How We Calculate Cost
OpenAI Non-Streaming
For non-streaming requests, OpenAI responds with a usage
tag that contains useful data for calculating the cost. The tag generally looks like this:
"usage": {
"prompt_tokens": 11,
"completion_tokens": 9,
"total_tokens": 20
},
We capture this data, and using OpenAI’s pricing tables, we estimate the cost based on the model returned in the response body. You can check OpenAI’s pricing tables here: https://openai.com/pricing#language-models
OpenAI Streaming
Unlike non-streaming requests, OpenAI streaming requests do not return the usage
tag. Therefore, we rely on 3rd party tokenizers like TikToken to count our tokens. The calculation becomes complex when handling Chat messages, as hidden tokens are abstracted away from the user. To accurately estimate the amount of prompt and completion tokens, we have reverse-engineered the hidden tokens.
Anthropic Requests
In the case of Anthropic requests, there is no supported method for calculating tokens in Typescript.
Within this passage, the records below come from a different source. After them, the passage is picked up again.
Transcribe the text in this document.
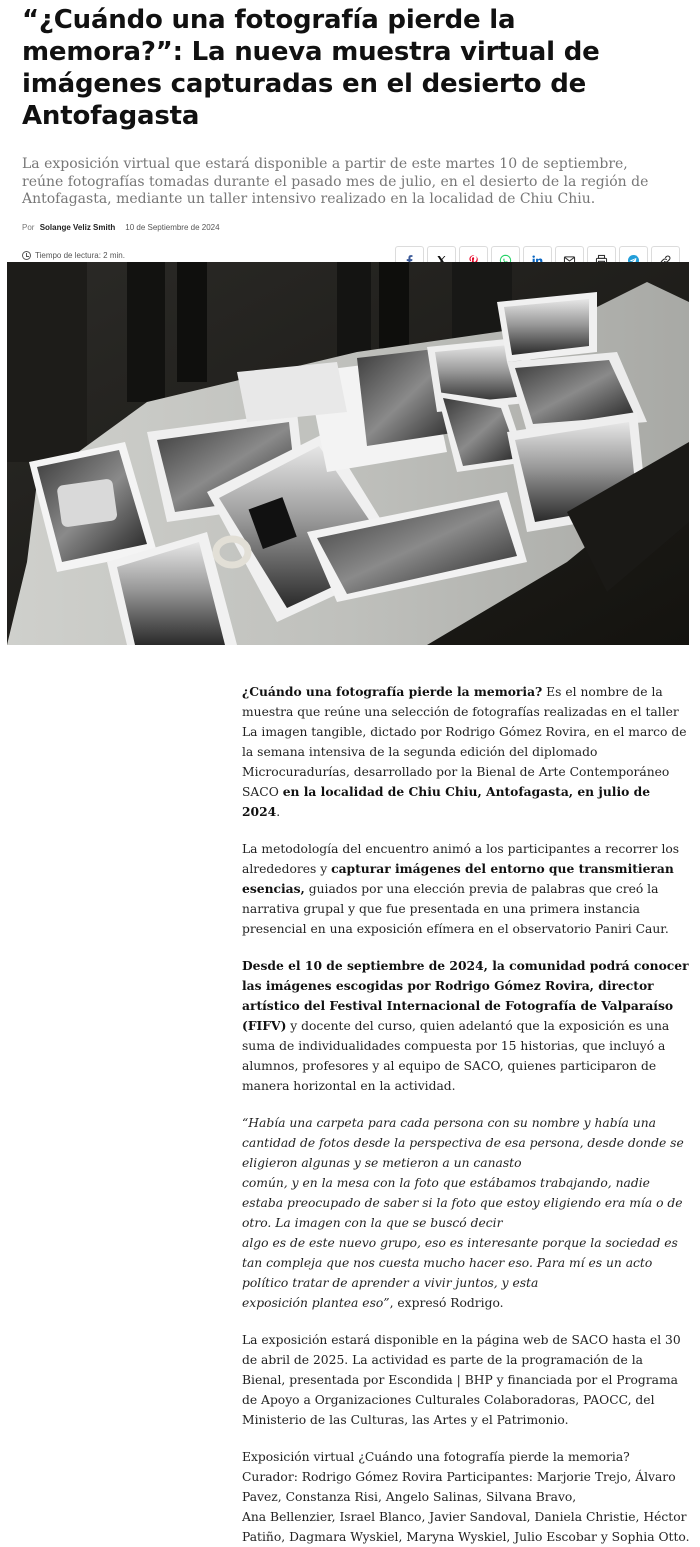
“¿Cuándo una fotografía pierde la memora?”: La nueva muestra virtual de imágenes capturadas en el desierto de Antofagasta

La exposición virtual que estará disponible a partir de este martes 10 de septiembre, reúne fotografías tomadas durante el pasado mes de julio, en el desierto de la región de Antofagasta, mediante un taller intensivo realizado en la localidad de Chiu Chiu.

Por Solange Veliz Smith 10 de Septiembre de 2024
Tiempo de lectura: 2 min.

¿Cuándo una fotografía pierde la memoria? Es el nombre de la muestra que reúne una selección de fotografías realizadas en el taller La imagen tangible, dictado por Rodrigo Gómez Rovira, en el marco de la semana intensiva de la segunda edición del diplomado Microcuradurías, desarrollado por la Bienal de Arte Contemporáneo SACO en la localidad de Chiu Chiu, Antofagasta, en julio de 2024.

La metodología del encuentro animó a los participantes a recorrer los alrededores y capturar imágenes del entorno que transmitieran esencias, guiados por una elección previa de palabras que creó la narrativa grupal y que fue presentada en una primera instancia presencial en una exposición efímera en el observatorio Paniri Caur.

Desde el 10 de septiembre de 2024, la comunidad podrá conocer las imágenes escogidas por Rodrigo Gómez Rovira, director artístico del Festival Internacional de Fotografía de Valparaíso (FIFV) y docente del curso, quien adelantó que la exposición es una suma de individualidades compuesta por 15 historias, que incluyó a alumnos, profesores y al equipo de SACO, quienes participaron de manera horizontal en la actividad.

“Había una carpeta para cada persona con su nombre y había una cantidad de fotos desde la perspectiva de esa persona, desde donde se eligieron algunas y se metieron a un canasto
común, y en la mesa con la foto que estábamos trabajando, nadie estaba preocupado de saber si la foto que estoy eligiendo era mía o de otro. La imagen con la que se buscó decir
algo es de este nuevo grupo, eso es interesante porque la sociedad es tan compleja que nos cuesta mucho hacer eso. Para mí es un acto político tratar de aprender a vivir juntos, y esta
exposición plantea eso”, expresó Rodrigo.

La exposición estará disponible en la página web de SACO hasta el 30 de abril de 2025. La actividad es parte de la programación de la Bienal, presentada por Escondida | BHP y financiada por el Programa de Apoyo a Organizaciones Culturales Colaboradoras, PAOCC, del Ministerio de las Culturas, las Artes y el Patrimonio.

Exposición virtual ¿Cuándo una fotografía pierde la memoria?
Curador: Rodrigo Gómez Rovira Participantes: Marjorie Trejo, Álvaro Pavez, Constanza Risi, Angelo Salinas, Silvana Bravo,
Ana Bellenzier, Israel Blanco, Javier Sandoval, Daniela Christie, Héctor Patiño, Dagmara Wyskiel, Maryna Wyskiel, Julio Escobar y Sophia Otto.
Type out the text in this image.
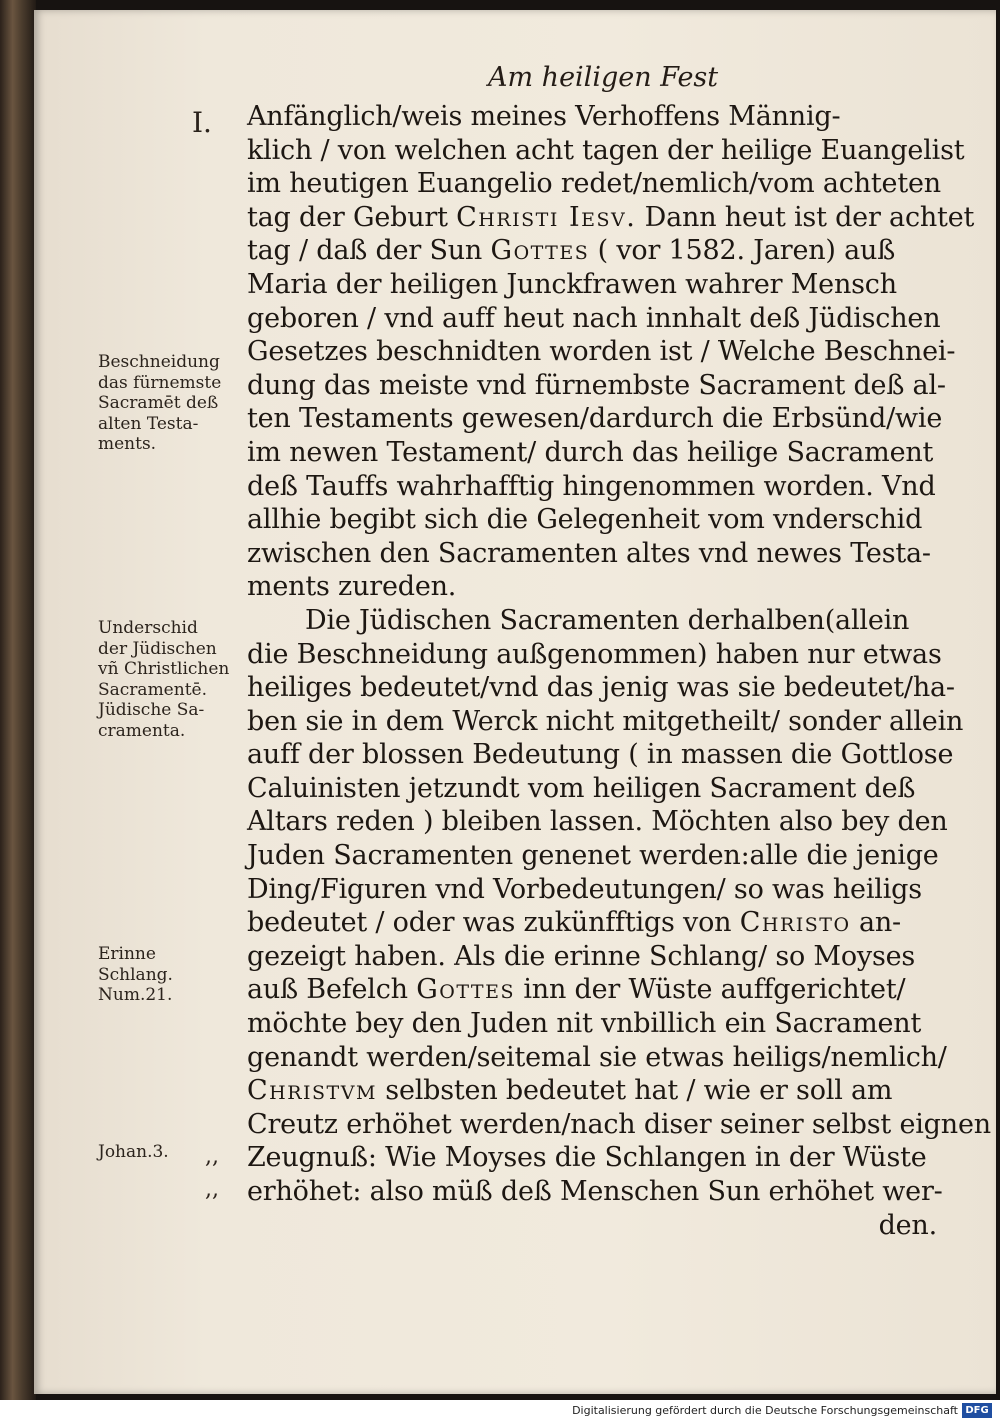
Am heiligen Fest
I.
Beschneidung
das fürnemste
Sacramēt deß
alten Testa-
ments.
Underschid
der Jüdischen
vñ Christlichen
Sacramentē.
Jüdische Sa-
cramenta.
Erinne
Schlang.
Num.21.
Johan.3.	,,
,,
Anfänglich/weis meines Verhoffens Männig-
klich / von welchen acht tagen der heilige Euangelist
im heutigen Euangelio redet/nemlich/vom achteten
tag der Geburt Christi Iesv. Dann heut ist der achtet
tag / daß der Sun Gottes ( vor 1582. Jaren) auß
Maria der heiligen Junckfrawen wahrer Mensch
geboren / vnd auff heut nach innhalt deß Jüdischen
Gesetzes beschnidten worden ist / Welche Beschnei-
dung das meiste vnd fürnembste Sacrament deß al-
ten Testaments gewesen/dardurch die Erbsünd/wie
im newen Testament/ durch das heilige Sacrament
deß Tauffs wahrhafftig hingenommen worden. Vnd
allhie begibt sich die Gelegenheit vom vnderschid
zwischen den Sacramenten altes vnd newes Testa-
ments zureden.
Die Jüdischen Sacramenten derhalben(allein
die Beschneidung außgenommen) haben nur etwas
heiliges bedeutet/vnd das jenig was sie bedeutet/ha-
ben sie in dem Werck nicht mitgetheilt/ sonder allein
auff der blossen Bedeutung ( in massen die Gottlose
Caluinisten jetzundt vom heiligen Sacrament deß
Altars reden ) bleiben lassen. Möchten also bey den
Juden Sacramenten genenet werden:alle die jenige
Ding/Figuren vnd Vorbedeutungen/ so was heiligs
bedeutet / oder was zukünfftigs von Christo an-
gezeigt haben. Als die erinne Schlang/ so Moyses
auß Befelch Gottes inn der Wüste auffgerichtet/
möchte bey den Juden nit vnbillich ein Sacrament
genandt werden/seitemal sie etwas heiligs/nemlich/
Christvm selbsten bedeutet hat / wie er soll am
Creutz erhöhet werden/nach diser seiner selbst eignen
Zeugnuß: Wie Moyses die Schlangen in der Wüste
erhöhet: also müß deß Menschen Sun erhöhet wer-
den.
Digitalisierung gefördert durch die Deutsche Forschungsgemeinschaft DFG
So, we have to manually calculate the tokens using a Python server. For more discussion and details on this topic, see our comments in this thread: https://github.com/anthropics/anthropic-sdk-typescript/issues/16
Developer
For a detailed look at our pricing table, please follow this link: https://github.com/Helicone/helicone/blob/main/web/lib/sql/constants.ts#L4-L17
Please note that these methods are based on our current understanding and may be subject to changes in the future as APIs and token counting methodologies evolve.